Edmilson Rodrigues em seu primeiro mandato, enquanto petista, se autodenominou governo cabano, apesar de nunca ter sido. Contentou-se em denominar praças e residenciais com os nomes dos governos que não representaram as necessidades e os anseios cabanos. Hoje, em seu terceiro mandato, no PSOL, nem faz menção ao termo cabano e governa com aqueles que representam a herança dos algozes do nosso povo, a direita paraense. Juntamente com Lula e Helder, governa com um leque amplíssimo de alianças, incluindo o que tem de mais reacionário da burguesia, afora a ultradireita. Transformou Belém numa caricatura do que ela pode ser, caso a riqueza do trabalho de nossa classe seja usada em seu interesse: um lixão a céu aberto, transporte desumano, salários de fome, casebres como moradia, saúde na UTI. Contudo, lança cinicamente a campanha de fortalecimento da sua reeleição. Espera em 2025, ao lado de Lula e Helder, governos inimigos da nossa classe, protagonizar a farsa da COP 30.

Nas veias do nosso povo corre o sangue cabano, inclusive como herança genética. Ele precisa conhecer sua história e entender as tarefas que moveram seus antepassados. Confiar em sua própria força, como fez Maparajuba Firmeza ao resistir na foz do Rio Tapajós construindo com seu exército mais que uma fortaleza, uma verdadeira cidade socialista às margens do grande rio. Essa resistência tem que ser organizada pela base e com democracia operária, dirigida pelo partido revolucionário até a vitória final.

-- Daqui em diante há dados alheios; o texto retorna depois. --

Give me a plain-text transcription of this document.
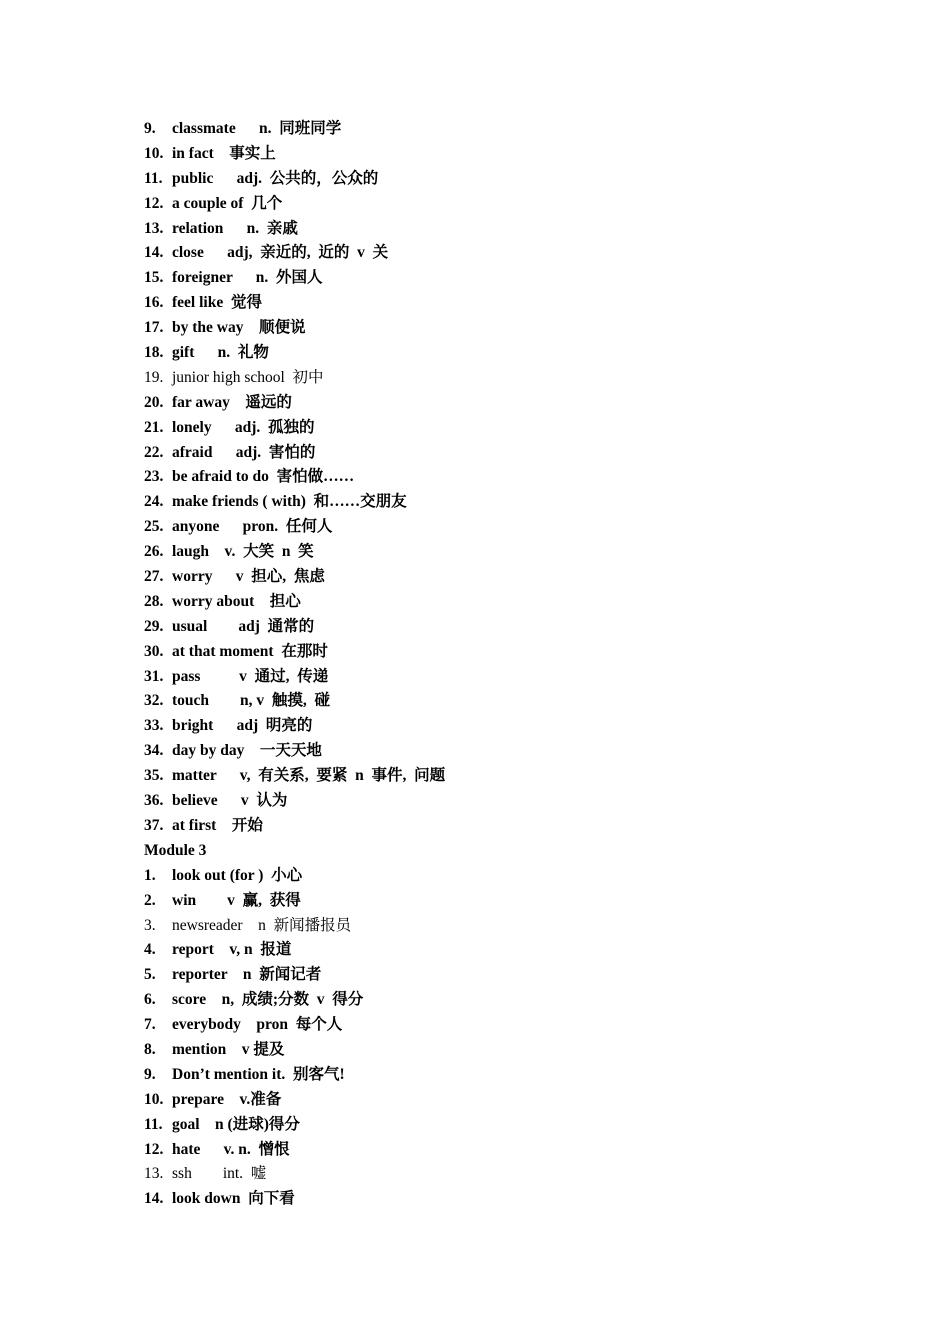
9. classmate      n.  同班同学
10. in fact    事实上
11. public      adj.  公共的，公众的
12. a couple of  几个
13. relation      n.  亲戚
14. close      adj,  亲近的,  近的  v  关
15. foreigner      n.  外国人
16. feel like  觉得
17. by the way    顺便说
18. gift      n.  礼物
19. junior high school  初中
20. far away    遥远的
21. lonely      adj.  孤独的
22. afraid      adj.  害怕的
23. be afraid to do  害怕做……
24. make friends ( with)  和……交朋友
25. anyone      pron.  任何人
26. laugh    v.  大笑  n  笑
27. worry      v  担心,  焦虑
28. worry about    担心
29. usual        adj  通常的
30. at that moment  在那时
31. pass          v  通过,  传递
32. touch        n, v  触摸,  碰
33. bright      adj  明亮的
34. day by day    一天天地
35. matter      v,  有关系,  要紧  n  事件,  问题
36. believe      v  认为
37. at first    开始
Module 3
1. look out (for )  小心
2. win        v  赢,  获得
3. newsreader    n  新闻播报员
4. report    v, n  报道
5. reporter    n  新闻记者
6. score    n,  成绩;分数  v  得分
7. everybody    pron  每个人
8. mention    v 提及
9. Don’t mention it.  别客气!
10. prepare    v.准备
11. goal    n (进球)得分
12. hate      v. n.  憎恨
13. ssh        int.  嘘
14. look down  向下看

O PSTU se propõe a ser essa organização e convida o povo cabano a se juntar nessa construção. Nas eleições devemos apresentar uma alternativa da nossa classe, que represente essa população pobre que luta todos os dias para sobreviver; que denuncie a farsa da democracia dos ricos que vivem como nababos com o produto do nosso suor e força de trabalho. Apresentar um programa em defesa da tarifa zero para estudantes e trabalhadores, escola e creche para todos os nossos filhos, aumento salarial para médicos e professores, sistema de saneamento básico, com água encanada para toda a população, coleta e processamento do lixo. Na luta por essas questões básicas é que podemos nos organizar para lutar pelo poder.